Le cœur de toute économie est le droit de propriété
C’est une formule simple, ont expliqué les rédacteurs. Les confiscations de terres déstabilisent les investisseurs. Le secteur agricole ralentit puis s’effondre. Le gouvernement, ayant besoin d’argent, imprime plus d’argent. L’inflation suit, puis arrive l’hyperinflation. Bientôt, une nation jadis prospère tombe dans la pauvreté, ou «l’enfer sur terre», pour reprendre l’expression de Herbert.
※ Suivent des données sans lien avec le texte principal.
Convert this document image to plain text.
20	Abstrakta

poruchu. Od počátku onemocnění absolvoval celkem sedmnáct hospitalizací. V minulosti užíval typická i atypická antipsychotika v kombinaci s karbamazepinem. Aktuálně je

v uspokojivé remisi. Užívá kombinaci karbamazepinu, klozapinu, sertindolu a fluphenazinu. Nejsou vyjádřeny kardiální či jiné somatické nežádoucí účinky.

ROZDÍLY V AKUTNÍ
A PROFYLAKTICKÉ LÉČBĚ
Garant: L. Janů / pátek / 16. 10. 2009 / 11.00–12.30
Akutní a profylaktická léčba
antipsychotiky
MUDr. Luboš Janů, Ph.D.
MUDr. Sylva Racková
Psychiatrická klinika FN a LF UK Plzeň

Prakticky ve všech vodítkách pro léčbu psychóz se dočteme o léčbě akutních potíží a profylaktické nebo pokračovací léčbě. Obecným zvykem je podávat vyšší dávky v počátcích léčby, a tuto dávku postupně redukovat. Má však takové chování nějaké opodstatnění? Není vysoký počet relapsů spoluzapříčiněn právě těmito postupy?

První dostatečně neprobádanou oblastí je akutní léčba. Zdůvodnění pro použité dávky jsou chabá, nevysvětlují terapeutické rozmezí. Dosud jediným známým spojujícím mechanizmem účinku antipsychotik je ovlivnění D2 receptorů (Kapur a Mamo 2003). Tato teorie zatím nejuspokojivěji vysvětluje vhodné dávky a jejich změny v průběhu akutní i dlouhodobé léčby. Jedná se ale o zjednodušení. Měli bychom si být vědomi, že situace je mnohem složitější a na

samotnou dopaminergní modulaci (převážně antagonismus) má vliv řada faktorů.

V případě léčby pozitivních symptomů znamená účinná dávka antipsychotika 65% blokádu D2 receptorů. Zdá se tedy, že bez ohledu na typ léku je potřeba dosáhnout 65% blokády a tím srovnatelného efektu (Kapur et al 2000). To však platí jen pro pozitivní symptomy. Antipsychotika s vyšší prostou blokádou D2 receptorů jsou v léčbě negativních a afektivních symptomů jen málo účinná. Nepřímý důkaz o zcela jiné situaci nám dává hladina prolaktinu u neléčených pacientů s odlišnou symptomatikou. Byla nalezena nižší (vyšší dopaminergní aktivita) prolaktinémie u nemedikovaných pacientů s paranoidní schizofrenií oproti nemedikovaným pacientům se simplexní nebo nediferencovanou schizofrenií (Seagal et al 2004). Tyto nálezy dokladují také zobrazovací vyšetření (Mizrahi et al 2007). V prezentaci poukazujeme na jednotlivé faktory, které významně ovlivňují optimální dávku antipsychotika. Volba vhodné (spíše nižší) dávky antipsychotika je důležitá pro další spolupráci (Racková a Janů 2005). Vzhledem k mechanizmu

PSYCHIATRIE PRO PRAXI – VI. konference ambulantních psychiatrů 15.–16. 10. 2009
Nous ne savons pas encore si la récession en Afrique du Sud est le résultat d’une sécheresse ou de ses saisies de terres mais cela n’a pas d’importance. Nous savons comment l’histoire se termine. Les droits de propriété sont l’un des piliers de la prospérité et d’une économie saine. L’Institut Fraser, qui mesure annuellement le niveau de liberté économique des nations, considère c’est que le coeur de la liberté économique. «La protection des personnes et de leurs biens acquis de manière légitime est un élément central de la liberté économique et de la société civile. En effet, c’est la fonction la plus importante du gouvernement », ont écrit les auteurs dans leur rapport de 2017.
Heureusement, il est encore temps pour l’Afrique du Sud de changer de cap, et les preuves suggèrent que le président Cyril Ramaphosa n’est peut-être pas aussi enthousiaste qu’il pourrait paraître à propos de cette politique. Ben Cousins, titulaire de la chaire de recherche sur la pauvreté, les études foncières et agraires à l’Université du Cap occidental, a récemment déclaré à Newsweek: « Il est clair que Ramaphosa est sous la pression de son propre parti, en particulier des factions alignées sur l’ancien président, Jacob Zuma, ou d’autres factions, et qu’il n’a en fait pas eu beaucoup de choix. Il a été soumis à de fortes pressions. »
La récession inattendue de l’Afrique du Sud sera peut-être l’avertissement dont le pays a besoin. Il est encore temps de rejeter le « Mugabenomics » et d’éviter de subir le même sort que le Zimbabwe.